During the investigation, Tocco said he meets every two weeks with the leader in each department and its tier representative. “In those meetings, we talk about every open case at the time,” he said. “We talk about progress. We talk about activity that’s occurred and any support that’s needed.”

Regular updates also are provided every two weeks, at a minimum, to the reporter. When a case gets closed, the report has seven days to respond if they have additional information. “Most people don’t respond,” Tocco said. No investigation gets closed without the consensus of every tier leader, which ensures the process has been done thoroughly and nothing was missed, he said.

As an additional quality check, a sample of closed cases are assessed in an “after action” review. In these reviews, the business talks about what intended to happen, what actually happened, lessons learned, and what, if any, process improvements ethics and compliance must put in place, Tocco explained.

Last year, the average amount of time it took the business to close a case was 35 business days, Tocco said. This year, that metric has been reduced to an average of 27 business days.

Code of conduct

The panelists also discussed how to get buy-in on a global scale as it pertains to the Code of Conduct, particularly when you’re building an ethics program from the ground, up. Less than two years ago, for example, Salesforce, a $6.6 billion cloud computing company, decided to create a whole new standalone ethics and integrity team.

That presented several unique challenges, explained April Oliver, associate general counsel at Salesforce and leader of global ethics and integrity. “How do you create an identity? How do you create a bond? How do you create a brand?”

That’s where the new Code of Conduct came into play, which the company rolled out about one and half years ago. To help get buy-in, Oliver recommended creating aliases that can help build the brand. “I honed in on IT and marketing, which are not traditional partners of compliance,” she said.  

Specifically, Salesforce is fortunate enough to have television screens in the hallways of most of its major markets, which compliance takes advantage of by televising pieces of its Code of Conduct on these screens, with the help of marketing, which created the slides.

About every two weeks, a new piece of the Code of Conduct is shown on these television screens. These snippets are highly visual, short versed, and are rotated about every thirty seconds with other snippets of the Code. “It helps to fill that void of not having anything,” Oliver said.

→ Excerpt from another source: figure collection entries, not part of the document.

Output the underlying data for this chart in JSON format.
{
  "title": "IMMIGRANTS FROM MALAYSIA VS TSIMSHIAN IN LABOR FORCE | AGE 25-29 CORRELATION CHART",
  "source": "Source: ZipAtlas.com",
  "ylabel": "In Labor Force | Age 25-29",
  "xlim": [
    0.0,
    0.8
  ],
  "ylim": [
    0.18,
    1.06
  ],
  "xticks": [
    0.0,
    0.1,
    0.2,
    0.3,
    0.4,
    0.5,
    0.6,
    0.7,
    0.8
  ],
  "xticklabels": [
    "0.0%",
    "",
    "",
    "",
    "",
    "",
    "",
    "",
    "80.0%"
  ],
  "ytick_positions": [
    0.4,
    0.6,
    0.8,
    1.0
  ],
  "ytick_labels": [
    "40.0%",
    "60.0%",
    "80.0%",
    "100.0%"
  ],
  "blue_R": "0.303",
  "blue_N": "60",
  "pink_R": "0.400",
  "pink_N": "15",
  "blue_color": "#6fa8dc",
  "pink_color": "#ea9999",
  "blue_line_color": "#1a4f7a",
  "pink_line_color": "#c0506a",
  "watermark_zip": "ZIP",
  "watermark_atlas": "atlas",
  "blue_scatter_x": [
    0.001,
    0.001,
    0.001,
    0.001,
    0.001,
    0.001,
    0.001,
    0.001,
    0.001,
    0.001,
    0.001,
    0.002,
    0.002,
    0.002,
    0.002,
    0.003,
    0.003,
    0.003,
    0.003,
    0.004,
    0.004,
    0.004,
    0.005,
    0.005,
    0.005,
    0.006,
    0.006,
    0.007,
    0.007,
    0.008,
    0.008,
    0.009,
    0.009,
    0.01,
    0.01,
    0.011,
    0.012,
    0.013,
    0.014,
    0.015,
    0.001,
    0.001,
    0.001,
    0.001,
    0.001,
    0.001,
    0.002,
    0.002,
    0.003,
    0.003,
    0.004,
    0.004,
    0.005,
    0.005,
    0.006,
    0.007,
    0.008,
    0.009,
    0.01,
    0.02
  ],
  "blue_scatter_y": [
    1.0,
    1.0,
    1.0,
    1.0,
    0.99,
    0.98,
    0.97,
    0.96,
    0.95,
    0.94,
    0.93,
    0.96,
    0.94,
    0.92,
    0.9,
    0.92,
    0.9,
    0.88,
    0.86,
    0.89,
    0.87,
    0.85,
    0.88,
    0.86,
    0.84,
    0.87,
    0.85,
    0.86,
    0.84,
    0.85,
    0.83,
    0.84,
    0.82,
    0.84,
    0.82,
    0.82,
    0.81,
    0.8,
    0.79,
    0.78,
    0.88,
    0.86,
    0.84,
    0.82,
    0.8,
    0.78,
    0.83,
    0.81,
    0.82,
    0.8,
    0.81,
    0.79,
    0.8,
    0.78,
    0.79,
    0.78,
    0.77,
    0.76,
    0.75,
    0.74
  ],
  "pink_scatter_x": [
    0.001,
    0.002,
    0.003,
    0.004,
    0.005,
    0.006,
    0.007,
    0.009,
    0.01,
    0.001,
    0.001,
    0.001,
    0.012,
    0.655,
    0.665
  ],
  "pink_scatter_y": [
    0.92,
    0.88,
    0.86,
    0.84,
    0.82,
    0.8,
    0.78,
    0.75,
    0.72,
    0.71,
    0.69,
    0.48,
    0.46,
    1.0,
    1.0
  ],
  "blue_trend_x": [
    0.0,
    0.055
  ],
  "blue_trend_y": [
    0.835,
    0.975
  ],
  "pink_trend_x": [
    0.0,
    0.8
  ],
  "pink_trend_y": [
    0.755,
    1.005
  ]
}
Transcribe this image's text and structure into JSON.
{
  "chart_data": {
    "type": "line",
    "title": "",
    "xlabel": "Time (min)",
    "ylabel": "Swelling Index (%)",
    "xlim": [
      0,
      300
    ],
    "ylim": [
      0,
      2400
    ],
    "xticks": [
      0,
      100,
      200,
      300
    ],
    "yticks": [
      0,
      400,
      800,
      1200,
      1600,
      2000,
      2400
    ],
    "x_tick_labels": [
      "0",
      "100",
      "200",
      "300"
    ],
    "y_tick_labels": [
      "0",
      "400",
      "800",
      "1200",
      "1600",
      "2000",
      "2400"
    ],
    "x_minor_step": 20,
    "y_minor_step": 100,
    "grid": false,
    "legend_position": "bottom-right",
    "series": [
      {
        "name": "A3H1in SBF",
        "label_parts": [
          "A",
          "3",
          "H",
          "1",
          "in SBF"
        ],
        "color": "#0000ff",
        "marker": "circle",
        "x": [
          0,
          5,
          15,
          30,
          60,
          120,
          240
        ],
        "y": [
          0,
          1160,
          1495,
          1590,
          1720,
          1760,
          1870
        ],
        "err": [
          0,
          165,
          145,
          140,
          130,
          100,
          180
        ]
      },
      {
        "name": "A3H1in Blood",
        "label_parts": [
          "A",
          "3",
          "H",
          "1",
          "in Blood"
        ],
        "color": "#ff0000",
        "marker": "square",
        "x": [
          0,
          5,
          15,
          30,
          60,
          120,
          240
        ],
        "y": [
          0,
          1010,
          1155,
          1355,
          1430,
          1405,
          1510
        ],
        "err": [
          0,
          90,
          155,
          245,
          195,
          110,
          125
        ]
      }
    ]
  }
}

Another way in which Salesforce marketed its Code of Conduct this year was through conducting training that went out in eight languages in 100 offices around the world.

IT and marketing are not the only aliases of Salesforce’s compliance team. Because on-boarding is so important in terms of culture, Oliver said, compliance also works with the HR team to ensure that new employees are aware of the Code of Conduct from day one when they come through the door.

The various functions across the business are the most cost-effective resources that ethics and compliance officers have. Utilizing them doesn’t cost very much at all, Oliver said, “except for our own creativity and time.”